BookWorm - the BongOCR: clip algorithm

Showing posts with label clip algorithm. Show all posts

Sunday, July 14, 2013

WhiteWashing and box files

Finally, I have fixed the padding-values for the WhiteWash algorithm and it seems to be working nicely.
Here is a preview of the current output :

However, the padding uses integer numbers right now. It will be better if I could somehow relate this to the document statistics. It should be interesting to try out later.

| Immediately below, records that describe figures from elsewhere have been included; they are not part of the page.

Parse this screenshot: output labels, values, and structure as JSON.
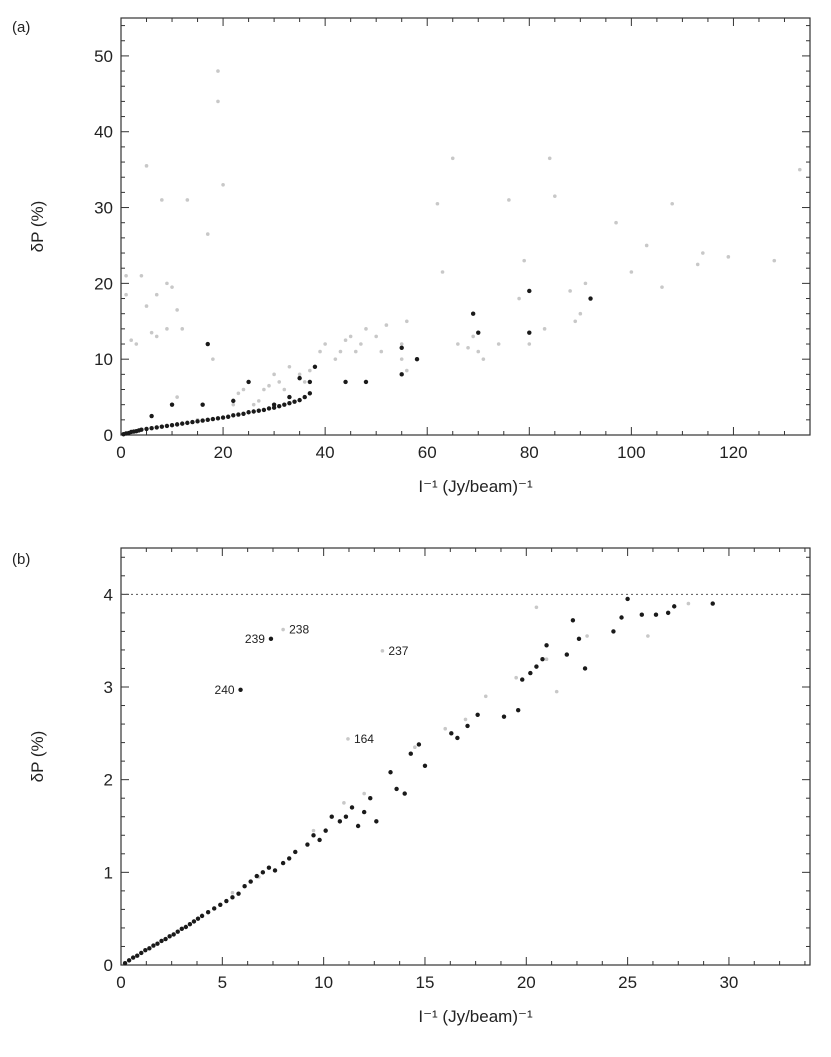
{
  "chart_data": [
    {
      "type": "scatter",
      "panel_label": "(a)",
      "xlabel": "I⁻¹ (Jy/beam)⁻¹",
      "ylabel": "δP (%)",
      "xlim": [
        0,
        135
      ],
      "ylim": [
        0,
        55
      ],
      "xticks": [
        0,
        20,
        40,
        60,
        80,
        100,
        120
      ],
      "yticks": [
        0,
        10,
        20,
        30,
        40,
        50
      ],
      "grid": false,
      "reference_line": null,
      "series": [
        {
          "color": "#c8c8c8",
          "points": [
            [
              1,
              21
            ],
            [
              1,
              18.5
            ],
            [
              2,
              12.5
            ],
            [
              3,
              12
            ],
            [
              4,
              21
            ],
            [
              5,
              17
            ],
            [
              5,
              35.5
            ],
            [
              6,
              13.5
            ],
            [
              7,
              13
            ],
            [
              7,
              18.5
            ],
            [
              8,
              31
            ],
            [
              9,
              14
            ],
            [
              9,
              20
            ],
            [
              10,
              19.5
            ],
            [
              11,
              16.5
            ],
            [
              11,
              5
            ],
            [
              12,
              14
            ],
            [
              13,
              31
            ],
            [
              15,
              2
            ],
            [
              16,
              4
            ],
            [
              17,
              26.5
            ],
            [
              18,
              10
            ],
            [
              19,
              44
            ],
            [
              19,
              48
            ],
            [
              20,
              33
            ],
            [
              21,
              2.5
            ],
            [
              22,
              4
            ],
            [
              23,
              5.5
            ],
            [
              24,
              6
            ],
            [
              25,
              7
            ],
            [
              26,
              4
            ],
            [
              27,
              4.5
            ],
            [
              28,
              6
            ],
            [
              29,
              6.5
            ],
            [
              30,
              8
            ],
            [
              31,
              7
            ],
            [
              32,
              6
            ],
            [
              33,
              9
            ],
            [
              35,
              8
            ],
            [
              36,
              7
            ],
            [
              37,
              8.5
            ],
            [
              38,
              9
            ],
            [
              39,
              11
            ],
            [
              40,
              12
            ],
            [
              42,
              10
            ],
            [
              43,
              11
            ],
            [
              44,
              12.5
            ],
            [
              45,
              13
            ],
            [
              46,
              11
            ],
            [
              47,
              12
            ],
            [
              48,
              14
            ],
            [
              50,
              13
            ],
            [
              51,
              11
            ],
            [
              52,
              14.5
            ],
            [
              55,
              10
            ],
            [
              55,
              12
            ],
            [
              56,
              15
            ],
            [
              56,
              8.5
            ],
            [
              58,
              10
            ],
            [
              62,
              30.5
            ],
            [
              63,
              21.5
            ],
            [
              65,
              36.5
            ],
            [
              66,
              12
            ],
            [
              68,
              11.5
            ],
            [
              69,
              13
            ],
            [
              70,
              11
            ],
            [
              71,
              10
            ],
            [
              74,
              12
            ],
            [
              76,
              31
            ],
            [
              78,
              18
            ],
            [
              79,
              23
            ],
            [
              80,
              12
            ],
            [
              83,
              14
            ],
            [
              84,
              36.5
            ],
            [
              85,
              31.5
            ],
            [
              88,
              19
            ],
            [
              89,
              15
            ],
            [
              90,
              16
            ],
            [
              91,
              20
            ],
            [
              97,
              28
            ],
            [
              100,
              21.5
            ],
            [
              103,
              25
            ],
            [
              106,
              19.5
            ],
            [
              108,
              30.5
            ],
            [
              113,
              22.5
            ],
            [
              114,
              24
            ],
            [
              119,
              23.5
            ],
            [
              128,
              23
            ],
            [
              133,
              35
            ]
          ]
        },
        {
          "color": "#1a1a1a",
          "points": [
            [
              0.5,
              0.1
            ],
            [
              1,
              0.2
            ],
            [
              1.5,
              0.25
            ],
            [
              2,
              0.4
            ],
            [
              2.5,
              0.45
            ],
            [
              3,
              0.5
            ],
            [
              3.5,
              0.6
            ],
            [
              4,
              0.7
            ],
            [
              5,
              0.8
            ],
            [
              6,
              0.9
            ],
            [
              7,
              1
            ],
            [
              8,
              1.1
            ],
            [
              9,
              1.2
            ],
            [
              10,
              1.3
            ],
            [
              11,
              1.4
            ],
            [
              12,
              1.5
            ],
            [
              13,
              1.6
            ],
            [
              14,
              1.7
            ],
            [
              15,
              1.8
            ],
            [
              16,
              1.9
            ],
            [
              17,
              2
            ],
            [
              18,
              2.1
            ],
            [
              19,
              2.2
            ],
            [
              20,
              2.3
            ],
            [
              21,
              2.4
            ],
            [
              22,
              2.6
            ],
            [
              23,
              2.7
            ],
            [
              24,
              2.8
            ],
            [
              25,
              3
            ],
            [
              26,
              3.1
            ],
            [
              27,
              3.2
            ],
            [
              28,
              3.3
            ],
            [
              29,
              3.5
            ],
            [
              30,
              3.6
            ],
            [
              31,
              3.8
            ],
            [
              32,
              4
            ],
            [
              33,
              4.2
            ],
            [
              34,
              4.4
            ],
            [
              35,
              4.6
            ],
            [
              36,
              5
            ],
            [
              37,
              5.5
            ],
            [
              6,
              2.5
            ],
            [
              10,
              4
            ],
            [
              16,
              4
            ],
            [
              17,
              12
            ],
            [
              22,
              4.5
            ],
            [
              25,
              7
            ],
            [
              30,
              4
            ],
            [
              33,
              5
            ],
            [
              35,
              7.5
            ],
            [
              37,
              7
            ],
            [
              38,
              9
            ],
            [
              44,
              7
            ],
            [
              48,
              7
            ],
            [
              55,
              11.5
            ],
            [
              55,
              8
            ],
            [
              58,
              10
            ],
            [
              69,
              16
            ],
            [
              70,
              13.5
            ],
            [
              80,
              19
            ],
            [
              80,
              13.5
            ],
            [
              92,
              18
            ]
          ]
        }
      ],
      "annotations": []
    },
    {
      "type": "scatter",
      "panel_label": "(b)",
      "xlabel": "I⁻¹ (Jy/beam)⁻¹",
      "ylabel": "δP (%)",
      "xlim": [
        0,
        34
      ],
      "ylim": [
        0,
        4.5
      ],
      "xticks": [
        0,
        5,
        10,
        15,
        20,
        25,
        30
      ],
      "yticks": [
        0,
        1,
        2,
        3,
        4
      ],
      "grid": false,
      "reference_line": {
        "y": 4,
        "style": "dotted"
      },
      "series": [
        {
          "color": "#c8c8c8",
          "points": [
            [
              8,
              3.62
            ],
            [
              12.9,
              3.39
            ],
            [
              11.2,
              2.44
            ],
            [
              5.5,
              0.78
            ],
            [
              6.8,
              0.95
            ],
            [
              9.5,
              1.45
            ],
            [
              11,
              1.75
            ],
            [
              12,
              1.85
            ],
            [
              14.5,
              2.35
            ],
            [
              16,
              2.55
            ],
            [
              17,
              2.65
            ],
            [
              18,
              2.9
            ],
            [
              19.5,
              3.1
            ],
            [
              20.5,
              3.86
            ],
            [
              21,
              3.3
            ],
            [
              21.5,
              2.95
            ],
            [
              23,
              3.55
            ],
            [
              26,
              3.55
            ],
            [
              28,
              3.9
            ]
          ]
        },
        {
          "color": "#1a1a1a",
          "points": [
            [
              0.2,
              0.02
            ],
            [
              0.4,
              0.05
            ],
            [
              0.6,
              0.08
            ],
            [
              0.8,
              0.1
            ],
            [
              1,
              0.13
            ],
            [
              1.2,
              0.16
            ],
            [
              1.4,
              0.18
            ],
            [
              1.6,
              0.21
            ],
            [
              1.8,
              0.23
            ],
            [
              2,
              0.26
            ],
            [
              2.2,
              0.28
            ],
            [
              2.4,
              0.31
            ],
            [
              2.6,
              0.33
            ],
            [
              2.8,
              0.36
            ],
            [
              3,
              0.39
            ],
            [
              3.2,
              0.41
            ],
            [
              3.4,
              0.44
            ],
            [
              3.6,
              0.47
            ],
            [
              3.8,
              0.5
            ],
            [
              4,
              0.53
            ],
            [
              4.3,
              0.57
            ],
            [
              4.6,
              0.61
            ],
            [
              4.9,
              0.65
            ],
            [
              5.2,
              0.69
            ],
            [
              5.5,
              0.73
            ],
            [
              5.8,
              0.77
            ],
            [
              6.1,
              0.85
            ],
            [
              6.4,
              0.9
            ],
            [
              6.7,
              0.96
            ],
            [
              7,
              1
            ],
            [
              7.3,
              1.05
            ],
            [
              7.6,
              1.02
            ],
            [
              8,
              1.1
            ],
            [
              8.3,
              1.15
            ],
            [
              8.6,
              1.22
            ],
            [
              9.2,
              1.3
            ],
            [
              9.5,
              1.4
            ],
            [
              9.8,
              1.35
            ],
            [
              10.1,
              1.45
            ],
            [
              10.4,
              1.6
            ],
            [
              10.8,
              1.55
            ],
            [
              11.1,
              1.6
            ],
            [
              11.4,
              1.7
            ],
            [
              11.7,
              1.5
            ],
            [
              12,
              1.65
            ],
            [
              12.3,
              1.8
            ],
            [
              12.6,
              1.55
            ],
            [
              13.3,
              2.08
            ],
            [
              13.6,
              1.9
            ],
            [
              14,
              1.85
            ],
            [
              14.3,
              2.28
            ],
            [
              14.7,
              2.38
            ],
            [
              15,
              2.15
            ],
            [
              16.3,
              2.5
            ],
            [
              16.6,
              2.45
            ],
            [
              17.1,
              2.58
            ],
            [
              17.6,
              2.7
            ],
            [
              18.9,
              2.68
            ],
            [
              19.6,
              2.75
            ],
            [
              19.8,
              3.08
            ],
            [
              20.2,
              3.15
            ],
            [
              20.5,
              3.22
            ],
            [
              20.8,
              3.3
            ],
            [
              21,
              3.45
            ],
            [
              22,
              3.35
            ],
            [
              22.3,
              3.72
            ],
            [
              22.6,
              3.52
            ],
            [
              22.9,
              3.2
            ],
            [
              24.3,
              3.6
            ],
            [
              24.7,
              3.75
            ],
            [
              25,
              3.95
            ],
            [
              25.7,
              3.78
            ],
            [
              26.4,
              3.78
            ],
            [
              27,
              3.8
            ],
            [
              27.3,
              3.87
            ],
            [
              29.2,
              3.9
            ],
            [
              7.4,
              3.52
            ],
            [
              5.9,
              2.97
            ]
          ]
        }
      ],
      "annotations": [
        {
          "label": "239",
          "x": 7.4,
          "y": 3.52
        },
        {
          "label": "238",
          "x": 8,
          "y": 3.62
        },
        {
          "label": "237",
          "x": 12.9,
          "y": 3.39
        },
        {
          "label": "240",
          "x": 5.9,
          "y": 2.97
        },
        {
          "label": "164",
          "x": 11.2,
          "y": 2.44
        }
      ]
    }
  ]
}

This success with the algorithm allows me to focus on the box file generation again. Currently, I have managed to generate this using my workaround in the virtual machine, and after tweaking Debayan and Sayamindu's original algorithm using pango.

The box file generated now looks like :

Which is improvement over the last time.

Now, I have to combine these two methods to try out my plan.

Next, I will make an entry sometime this week about my updated plans and goals for the midterm evaluation period.

So Long.

Monday, July 8, 2013

manual fix - working proof of concept

So I looked into the csv files and found the highest intensity y-coordinates using a pivot table, and the boundary coordinates for a line. And with those coordinates, my code generates these two images.
Boundary markers :

Intended whitewashed output :

This shows that the algorithm is correct, however, there is something wrong in the way the code is finding the maximum intensity line. Currently, I was using max( , key=itemgetter()) method to find the maximum intensity element within the sublist. I will try to do it in some other way.

So Long.

image wash - working

So, I fixed the code that wasn't working yesterday (putpixel). And the input ad output currently looks like this:
Original :

Output (NOTE : the black line is actually intended to be white, it's black here just for visualisation purposes)

Now, here we can see that the whitewashing code works. But it was supposed to overlap with the "matra", which did not happen, so it indicates a bug in my code that finds the location of the matra.

I was following something I learnt from Prof. Mostafa's class,(which I completed June'2013), and NOT looking at the data before making the model, but seems I will have to break the pattern, and delve deeper.

So, next thing on the list :

Go back and fix the bug in code to find the matra.

Also, Originally, the matra clipper was intended to work as a pre-processing module for Tesseract. But having worked with Tesseract 3.0 for real, I have a change of plan.

Now I intend to use it to whitewash the matras, and then introduce gaps between every character, making them into individual glyphs.

Then, we can use these glyphs easily to make new box files and train Tesseract.

Also, the Tesseract 3.0, combined with a few filters (see here) seems to work nicely with individual words at this level.

One sample input :

Final output :

At a word-level, that's a whopping 100% accuracy with just a few filters and a bit increase in the resolution. This proves the mettle for Tesseract 3.0 , and hope for Indic OCR.

However, as an insight, this project is turning out to be way more research-oriented than I initially thought. That makes it all the more interesting.

On a more personal note, I will be visiting Kolkata for a week from 14th to 22nd July. I will continue with the work, but may not be able to update the blog regularly, however, I can still be reached through emails.

And with that, It's about time to call it a night.

So Long.

Sunday, July 7, 2013

washed image test

Things are looking up since the last post.
The problems with the clipping code is fixed now, and it detects and writes the darkest pixels in each subdivision to a separate csv (yes, i love csvs). The modification it needed was the use of the indexes instead of using the coordinates directly. That did the trick.
Also, while at it, I optimised the code and now everything is under 50 lines. Once again, Notebook has been a great help, and I'm convinced it was a good decision to switch from Eclipse+PyDev to EPD.
However, the file now looks like this :

Then, I tried to wash-over those pixel with a putpixel(255) , i.e., white-line, but it doesn't seem to work.

Next on list :

Fix the part to "wash" the pixels
Talk to mentor if it's okay to push notebooks directly (sadly, I don't know much about software packaging)

Also, I have been thinking about the InfoRescue project, and I think I would modify my plans for the second half a bit. Will write more about that soon.
So Long.

Thursday, July 4, 2013

chop-chop

The work on the clipping code is going well. Thanks to Debayan for laying the ground-work for the algorithm.
It's complete to a point where it detects the lines as a whole, and for my convenience, prints the coordinates to a csv in a (line number, count) format. Here's an interesting glimpse :

The jump from line 66 to 124 represents a white gap, the space between the two lines.

However, it still needs some tuning. For instance, this :

the presence of 183 and 184 bothers me. It most probably represents some noise, and shows that the code still needs tuning.

But I admit, IPython notebooks are a great way to modularise and optimise when experimenting with code. It only enhances my love for Python.

Also, my algorithm is enhanced in a way as it should (in theory) be able to distinguish straight and curved lines, I'll get started on that modification after completing the basic code.

So Long.

p.s. - I'm starting to get worried now, as I think I am a bit behind the schedule I had set for myself. So push, push and chop-chop.